In Davison, Scott and Anne Davison hired general contractor Gould Custom Builders (Gould) to remodel a vacation home in McCall, Idaho. Gould subcontracted out the plumbing work to Debest Plumbing (Debest). This work included installing a bathtub. When the Davisons arrived at their home for the first time on July 25, 2013, they noticed a leak from the subject bathtub. The Davisons contacted Gould and, the next morning, Gil Gould arrived with a Debest employee to inspect the home. In addition to inspecting the home, the Debest employee repaired the leak and helped Gould remove some water-damaged material.

It was undisputed that Debest was at fault for this loss and that the Davisons never provided written notice of the defect directly to Debest. Although Debest admitted that the leak was its fault, the parties’ adjusters could not agree on the repair cost. Thus, the Davisons filed suit against Debest.

Debest filed a motion for summary judgment on the Davisons’ breach of contract and warranty claims for lack of privity and on their negligence claim for not complying with the written notice requirement of the NORA. In addition to dismissing the Davisons’ contract claims, the lower court awarded summary judgment on their negligence claim based on their failure to comply with the NORA.

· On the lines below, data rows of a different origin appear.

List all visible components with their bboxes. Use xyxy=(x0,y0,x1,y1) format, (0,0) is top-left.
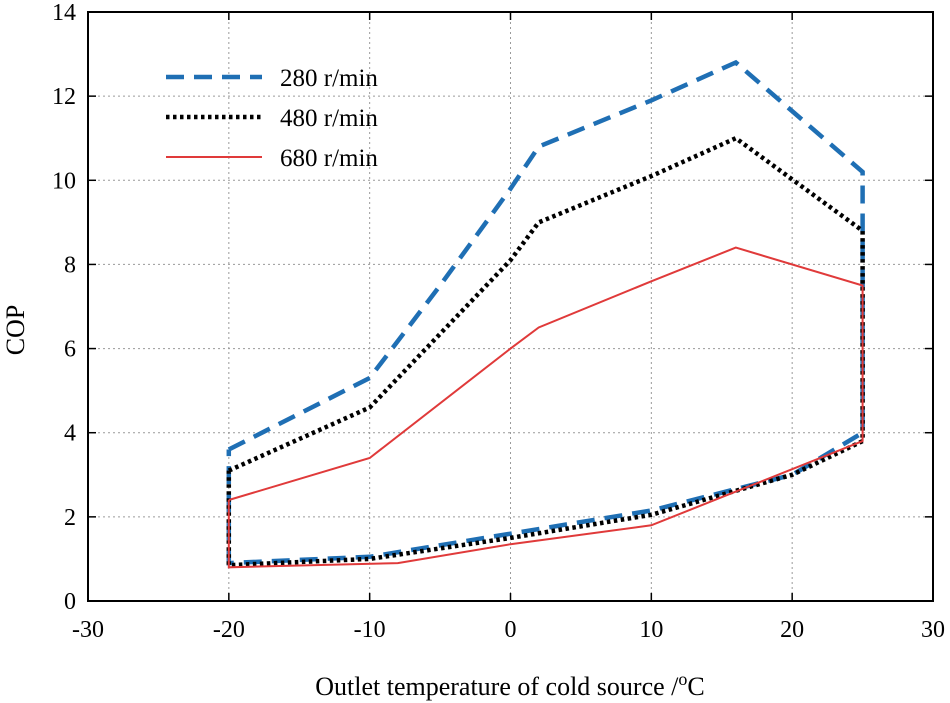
x-axis-title-text: Outlet temperature of cold source / xyxy=(315,672,679,701)
x-axis-title-unit-sup: o xyxy=(678,669,687,689)
y-tick-label: 0 xyxy=(64,589,76,615)
cop-line-chart: -30 -20 -10 0 10 20 30 0 2 4 6 8 10 12 14 280 r/min 480… xyxy=(0,0,950,703)
grid-lines xyxy=(88,12,933,601)
x-tick-label: -20 xyxy=(213,617,245,643)
x-axis-title: Outlet temperature of cold source /oC xyxy=(315,669,704,701)
x-tick-label: 0 xyxy=(505,617,517,643)
y-tick-label: 6 xyxy=(64,337,76,363)
x-tick-label: 30 xyxy=(921,617,945,643)
x-axis-title-unit: C xyxy=(687,672,704,701)
x-tick-label: 10 xyxy=(639,617,663,643)
x-tick-label: -30 xyxy=(72,617,104,643)
x-tick-label: 20 xyxy=(780,617,804,643)
legend: 280 r/min 480 r/min 680 r/min xyxy=(166,65,378,172)
series-lines xyxy=(229,63,863,568)
y-tick-label: 10 xyxy=(52,168,76,194)
legend-label: 280 r/min xyxy=(280,65,378,92)
y-tick-label: 2 xyxy=(64,505,76,531)
y-tick-label: 12 xyxy=(52,84,76,110)
x-tick-label: -10 xyxy=(354,617,386,643)
series-line-680-r-min xyxy=(229,248,863,568)
y-tick-label: 8 xyxy=(64,252,76,278)
legend-label: 480 r/min xyxy=(280,105,378,132)
y-tick-label: 4 xyxy=(64,421,76,447)
series-line-280-r-min xyxy=(229,63,863,564)
y-tick-label: 14 xyxy=(52,0,76,26)
legend-label: 680 r/min xyxy=(280,145,378,172)
series-line-480-r-min xyxy=(229,138,863,565)
y-axis-title: COP xyxy=(1,305,30,356)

The Supreme Court of Idaho reversed the lower court’s grant of summary judgment for the negligence claim.[1] The court analogized the facts herein to a case in which the plaintiffs substantially complied with the notice requirement of the Idaho Tort Claims Act by sending written notice to the district’s attorney, who forwarded it to the district secretary, instead of the plaintiffs sending it to the secretary directly. The court reasoned that, similarly to that case, the plaintiffs in this case met the objective of the NORA because the defendant had actual notice of the defective bathtub. Since the statute does not state that the plaintiff must specify the cost of remediating the defect, it found Debest’s argument that actual notice was insufficient to provide notice of the scope of the damage unpersuasive.

The court’s ruling in Davison establishes that, as long as plaintiffs satisfy the objectives of Idaho’s NORA, they fulfill its notice requirement and can proceed with a lawsuit. However, it should also serve as a warning for practitioners to be mindful of applicable statutory notice requirements and the fact that they have to satisfy them prior to filing suit. While the facts in Davison may have been sufficient for the court to find that the plaintiffs complied with the NORA’s notice requirement in this instance, courts will not, necessarily, find compliance in all cases where a plaintiff claims that the defendant had actual notice of the defects at issue. Furthermore, depending on the language of another state’s statute and/or that state courts’ interpretation of the applicable statute, actual notice may not suffice.

[1] The court affirmed the dismissal of the contractual claims and vacated an award for attorney’s fees.